Moving forward.

November 22, 2012
By

“Life is like riding a bicycle. To keep your balance, you must keep moving.”
― Albert Einstein

When I first started writing, things went real good, and my career moved fast. Seriously, fast. As in I wrote my first piece of fiction in 2003, and sold my first novel to Berkley, on proposal, in 2005. I’d never even written a full novel before, and before I was done writing that first one I had three other contracts. I was lucky in that I was writing what was hot, when the genre started to get really noticed by big publishers, and that I seemed to be good at it.

I was also really uneducated about the whole industry. At the time this was happening I didn’t get that it was unusual and that many writers struggled for years before selling. When I did start to get an inkling of how easy I’d had it, I knew there would come a time for me to pay my dues, but I never anticipated it would be in a way that affected my whole life, and not just my writing.
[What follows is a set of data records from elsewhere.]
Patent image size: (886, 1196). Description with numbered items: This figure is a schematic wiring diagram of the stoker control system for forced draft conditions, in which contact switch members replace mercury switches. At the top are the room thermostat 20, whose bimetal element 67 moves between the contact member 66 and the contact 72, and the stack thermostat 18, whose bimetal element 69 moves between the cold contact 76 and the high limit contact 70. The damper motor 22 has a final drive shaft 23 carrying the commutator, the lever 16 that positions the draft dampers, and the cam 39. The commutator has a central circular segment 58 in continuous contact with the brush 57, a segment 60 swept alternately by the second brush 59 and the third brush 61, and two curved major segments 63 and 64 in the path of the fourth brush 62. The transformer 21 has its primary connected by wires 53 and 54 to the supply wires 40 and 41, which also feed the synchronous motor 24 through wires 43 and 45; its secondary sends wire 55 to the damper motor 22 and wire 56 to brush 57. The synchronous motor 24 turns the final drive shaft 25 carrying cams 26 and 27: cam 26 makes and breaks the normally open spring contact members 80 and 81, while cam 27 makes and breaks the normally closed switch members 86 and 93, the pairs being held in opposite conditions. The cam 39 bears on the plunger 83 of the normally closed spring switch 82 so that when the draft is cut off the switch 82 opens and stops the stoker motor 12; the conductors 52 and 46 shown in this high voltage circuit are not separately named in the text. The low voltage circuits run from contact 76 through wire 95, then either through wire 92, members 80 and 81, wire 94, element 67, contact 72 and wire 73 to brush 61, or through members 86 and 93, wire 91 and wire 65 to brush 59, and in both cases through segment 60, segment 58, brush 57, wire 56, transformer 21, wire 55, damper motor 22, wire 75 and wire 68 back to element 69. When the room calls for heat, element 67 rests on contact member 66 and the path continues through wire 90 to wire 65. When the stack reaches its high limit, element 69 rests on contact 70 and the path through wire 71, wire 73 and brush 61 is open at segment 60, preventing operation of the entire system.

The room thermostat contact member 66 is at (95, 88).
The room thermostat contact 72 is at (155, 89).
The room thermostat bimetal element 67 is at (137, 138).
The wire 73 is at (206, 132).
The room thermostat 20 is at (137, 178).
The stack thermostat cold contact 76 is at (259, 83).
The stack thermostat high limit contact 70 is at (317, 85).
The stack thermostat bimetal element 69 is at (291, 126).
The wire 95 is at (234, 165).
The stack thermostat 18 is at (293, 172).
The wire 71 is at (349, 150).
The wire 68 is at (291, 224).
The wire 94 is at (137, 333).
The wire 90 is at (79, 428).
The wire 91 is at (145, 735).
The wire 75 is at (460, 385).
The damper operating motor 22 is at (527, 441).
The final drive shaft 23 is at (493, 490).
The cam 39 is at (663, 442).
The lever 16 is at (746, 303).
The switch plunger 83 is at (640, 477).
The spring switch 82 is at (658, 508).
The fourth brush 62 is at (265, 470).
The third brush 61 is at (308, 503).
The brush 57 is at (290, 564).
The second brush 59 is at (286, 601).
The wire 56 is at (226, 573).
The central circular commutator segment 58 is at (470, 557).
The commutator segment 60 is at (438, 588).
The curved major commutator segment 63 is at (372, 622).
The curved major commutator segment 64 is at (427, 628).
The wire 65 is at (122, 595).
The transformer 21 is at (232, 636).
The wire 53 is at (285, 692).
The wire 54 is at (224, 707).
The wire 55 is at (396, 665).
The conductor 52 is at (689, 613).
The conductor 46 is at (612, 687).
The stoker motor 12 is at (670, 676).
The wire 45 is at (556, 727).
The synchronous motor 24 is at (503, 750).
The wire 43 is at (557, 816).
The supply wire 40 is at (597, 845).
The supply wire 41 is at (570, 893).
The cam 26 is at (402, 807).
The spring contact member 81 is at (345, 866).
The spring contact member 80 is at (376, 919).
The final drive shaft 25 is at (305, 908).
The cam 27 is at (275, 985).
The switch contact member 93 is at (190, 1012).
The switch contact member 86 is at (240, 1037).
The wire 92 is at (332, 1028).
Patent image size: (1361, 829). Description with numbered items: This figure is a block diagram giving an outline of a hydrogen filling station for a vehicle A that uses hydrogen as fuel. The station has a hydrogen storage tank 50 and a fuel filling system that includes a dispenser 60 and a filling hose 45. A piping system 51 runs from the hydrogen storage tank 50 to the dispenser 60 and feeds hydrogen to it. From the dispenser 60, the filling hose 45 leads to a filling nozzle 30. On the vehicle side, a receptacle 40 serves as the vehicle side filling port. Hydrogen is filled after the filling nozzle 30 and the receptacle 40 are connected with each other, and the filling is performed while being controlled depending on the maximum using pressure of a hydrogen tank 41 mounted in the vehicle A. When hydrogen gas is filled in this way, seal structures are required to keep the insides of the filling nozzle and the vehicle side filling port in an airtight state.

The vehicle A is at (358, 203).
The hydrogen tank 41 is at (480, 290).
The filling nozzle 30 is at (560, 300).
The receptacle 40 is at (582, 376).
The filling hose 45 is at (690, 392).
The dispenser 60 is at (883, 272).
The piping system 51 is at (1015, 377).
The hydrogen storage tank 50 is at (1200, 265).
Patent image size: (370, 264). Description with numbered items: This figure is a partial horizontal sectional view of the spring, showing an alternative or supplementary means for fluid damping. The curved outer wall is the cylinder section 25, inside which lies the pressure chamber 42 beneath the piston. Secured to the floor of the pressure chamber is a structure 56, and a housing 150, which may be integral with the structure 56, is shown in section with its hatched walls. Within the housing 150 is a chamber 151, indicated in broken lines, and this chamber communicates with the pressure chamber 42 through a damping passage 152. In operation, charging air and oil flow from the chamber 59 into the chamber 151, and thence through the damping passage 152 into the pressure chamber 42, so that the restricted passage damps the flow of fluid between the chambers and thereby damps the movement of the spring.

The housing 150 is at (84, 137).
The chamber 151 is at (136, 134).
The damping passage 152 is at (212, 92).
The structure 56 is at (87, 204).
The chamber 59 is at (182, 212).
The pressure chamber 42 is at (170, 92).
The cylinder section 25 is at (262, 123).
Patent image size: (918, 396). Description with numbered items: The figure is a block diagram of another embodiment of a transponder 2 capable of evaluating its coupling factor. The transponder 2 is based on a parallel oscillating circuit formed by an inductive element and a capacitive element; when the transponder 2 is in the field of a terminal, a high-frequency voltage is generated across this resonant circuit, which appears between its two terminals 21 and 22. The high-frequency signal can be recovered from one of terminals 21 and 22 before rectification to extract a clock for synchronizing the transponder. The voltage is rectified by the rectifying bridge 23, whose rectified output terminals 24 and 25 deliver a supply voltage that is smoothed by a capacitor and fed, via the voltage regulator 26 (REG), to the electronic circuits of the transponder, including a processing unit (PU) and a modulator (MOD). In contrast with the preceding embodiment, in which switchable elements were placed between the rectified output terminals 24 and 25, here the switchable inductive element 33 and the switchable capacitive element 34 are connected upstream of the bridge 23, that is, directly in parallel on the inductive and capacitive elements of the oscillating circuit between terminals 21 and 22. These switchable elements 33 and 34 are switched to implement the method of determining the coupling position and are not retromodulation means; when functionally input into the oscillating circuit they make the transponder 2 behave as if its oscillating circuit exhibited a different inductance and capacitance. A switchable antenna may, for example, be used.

Several months ago I came out of the closet- so to speak- about what’s been going on in my life for the past couple years. I did it on the Genreality group blog because I’m there every Tuesday and the blog is all about life as a professional writer. I’d talked about the health issues full-time writers face many times, usually to do with the body, but in this Healthy Writer post I talked about the heart, spirit and soul of it. Since then I’ve heard from and talked to so many writers who have suffered from/dealt with mental health issues that it’s surprised me there wasn’t more out there about it.

Right now, I’m in the ‘keep on moving forward’ stage of things. My motivation is there, but my concentration still isn’t what it used to be. I still get disappointed in myself because I set goals and then can’t meet them, the thing is, I’m setting my goals according to what I used to be able to do, and not allowing for easing back into things.

Example: I really wanted to have ONE CHOICE release in August when I went to AAD in New Orleans, but I never got it written in time. In fact, I’m still writing it. This is frustrating to me because it’s only a short story, and I know I could used to be able to write that in a weekend. The issue isn’t all finding the time to write. If I’m honest, I can find the time. The problem is when I do find the time, I have a very hard time sitting down and concentrating.

Then, it seems like every time I do get focussed and moving forward on my writing, something happens. Work calls, someone knocks on the door, a friends calls asking for a favor that for whatever reason I feel I can’t say no to. I find myself getting very frustrated, but I just keep telling myself to keep moving forward. I think this is a lesson everyone needs… things are rarely smooth going in life, and the key to success in whatever you choose to do is to keep moving forward.

Am I right? Or am I wrong?

4 Responses to Moving forward.

  1. November 22, 2012 at 11:47 am

    Read this, and Healthy Writer, and yeah, you got it. I am new to publishing, though not writing, and for the last three years I’ve been struggling with depression as well. Probably longer, but three years ago a true friend said “You’re depressed,” without judgment, and then a second friend said same. Hmm. Cuz yeah, I thought too just stop whining and get over it. I have always been single (like you 90%), over the last five years have cleaned out my “friends’ closet” and gotten real about what I deserve and expect from people I call friends, and despite a full-time job am usually alone. I teach, so my time is always spent with 20yr olds, which is tough, since we’re completely at different places and they’re my students (hello!). I struggle with my own deadlines and not making them — but I’ve always had that. Don’t know why. Sitting down is the hardest thing… maybe harder when you have success like yours. I am also out of shape and dealing with hormonal stuff. Oy–what a cocktail! The good news is that I feel better than I did 3yrs ago, I’m published and nearly finished with #2, and I have rethought my ambitions and goals for writing. Keep moving forward, but put boundaries in place to protect your time and focus. Maybe even on your voicemail or email; for instance, on my work email I have a notice that I won’t return emails after Friday 3 pm until Monday 8 am. I’ve found that people have gotten used to it; I even get people kind of enviously mentioning it to me. I also have a statement on my voicemail that I am not around Friday afternoons to Monday morning, except in emergencies. It feels funny at first, but works. Good luck.

  2. Shawna
    November 22, 2012 at 11:58 am

    It’s all about understanding your capacity and limitations NOW, not base it on what you use to be able to do. And you are so right, most importantly, keep moving forward.

  3. November 22, 2012 at 12:11 pm

    Elyse,

    Thanks so much for sharing yourself with me. It’s tough, and I’m glad to hear you’re still moving forward. It’s really all we can do. *hug*
    I think setting the email notice and such is very smart. I might just do that! :)

  4. November 22, 2012 at 12:12 pm

    Thanks, Shawna for understanding, and sticking with me!